DAS NEUE WOHNQUARTIER ALSTERPLATZ

200 Wohneinheiten sollen auf dem 30.000 Quadratmeter großen Gelände entstehen, auf dem die alte IGS Weststadt nach Bezug des Neubaus im Jahr 2015 abgerissen wird.

Mit dem Auto ist das geplante Wohngebiet durch eine neue verkehrsberuhigte Stichstraße über den Rheinring zu erreichen.

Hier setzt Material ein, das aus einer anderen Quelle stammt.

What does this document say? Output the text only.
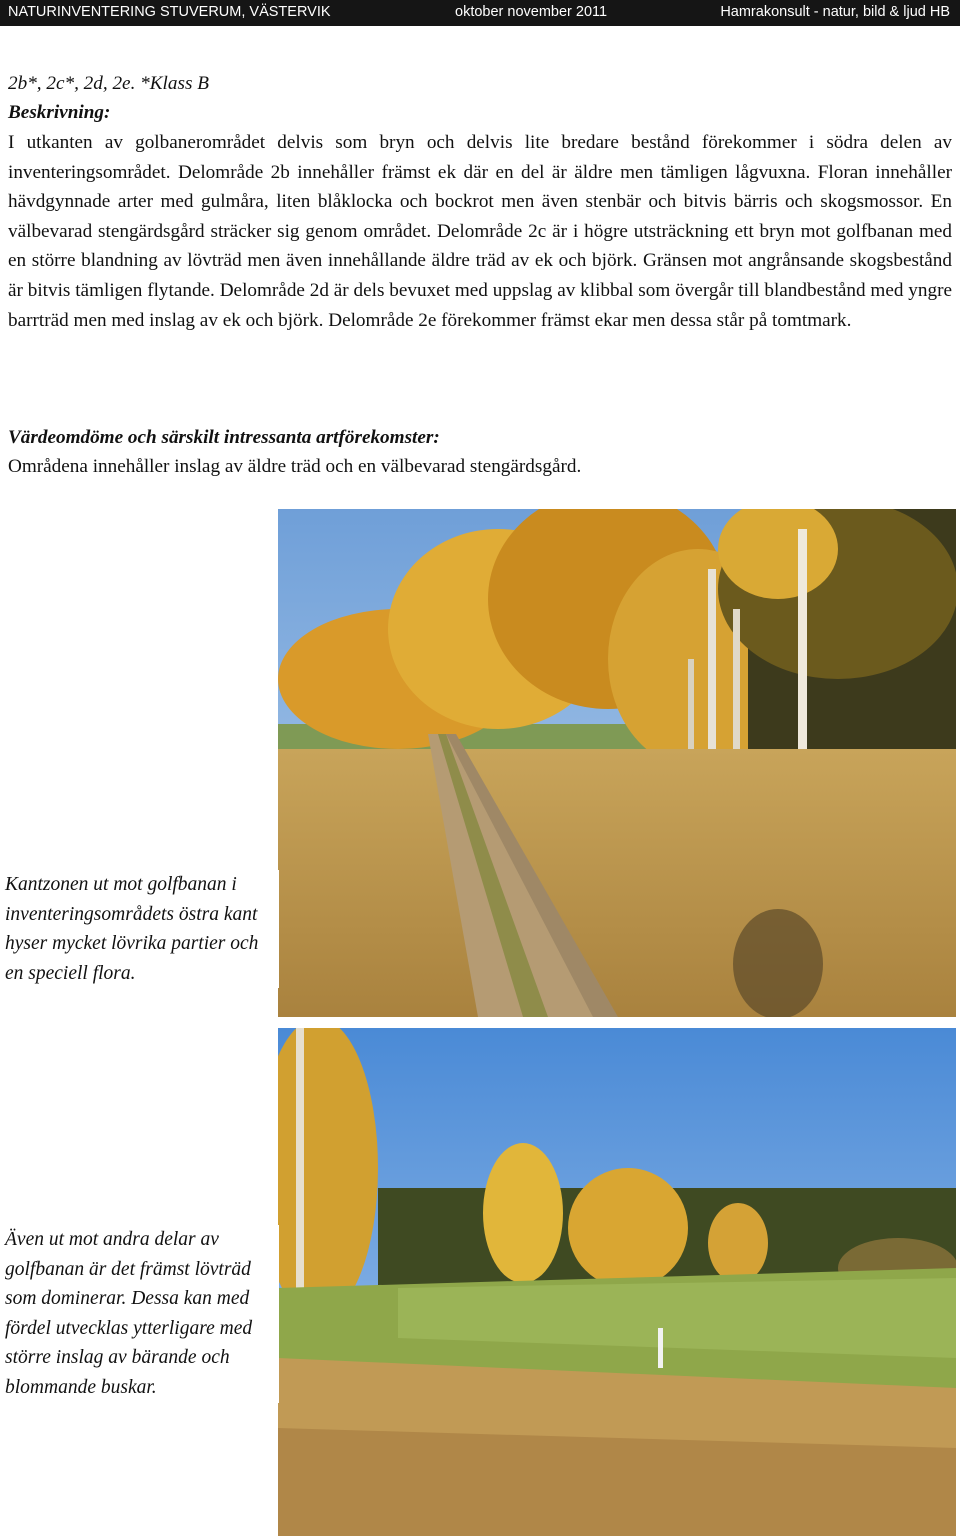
NATURINVENTERING STUVERUM, VÄSTERVIK	oktober november 2011	Hamrakonsult - natur, bild & ljud HB
2b*, 2c*, 2d, 2e. *Klass B
Beskrivning:
I utkanten av golbanerområdet delvis som bryn och delvis lite bredare bestånd förekommer i södra delen av inventeringsområdet. Delområde 2b innehåller främst ek där en del är äldre men tämligen lågvuxna. Floran innehåller hävdgynnade arter med gulmåra, liten blåklocka och bockrot men även stenbär och bitvis bärris och skogsmossor. En välbevarad stengärdsgård sträcker sig genom området. Delområde 2c är i högre utsträckning ett bryn mot golfbanan med en större blandning av lövträd men även innehållande äldre träd av ek och björk. Gränsen mot angrånsande skogsbestånd är bitvis tämligen flytande. Delområde 2d är dels bevuxet med uppslag av klibbal som övergår till blandbestånd med yngre barrträd men med inslag av ek och björk. Delområde 2e förekommer främst ekar men dessa står på tomtmark.
Värdeomdöme och särskilt intressanta artförekomster:
Områdena innehåller inslag av äldre träd och en välbevarad stengärdsgård.
Kantzonen ut mot golfbanan i inventeringsområdets östra kant hyser mycket lövrika partier och en speciell flora.
Även ut mot andra delar av golfbanan är det främst lövträd som dominerar. Dessa kan med fördel utvecklas ytterligare med större inslag av bärande och blommande buskar.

Die besten Entwürfe des städtebaulichen Wettbewerbs, darunter die Pläne des Siegerentwurfs, werden noch bis Montag, 10. Februar, in der Aula der Wilhelm-Bracke-Gesamtschule, Alsterplatz 1, öffentlich ausgestellt. Sie sind montags zwischen 12 und 14 Uhr sowie dienstags bis freitags zwischen 12 und 18 Uhr zu besichtigen.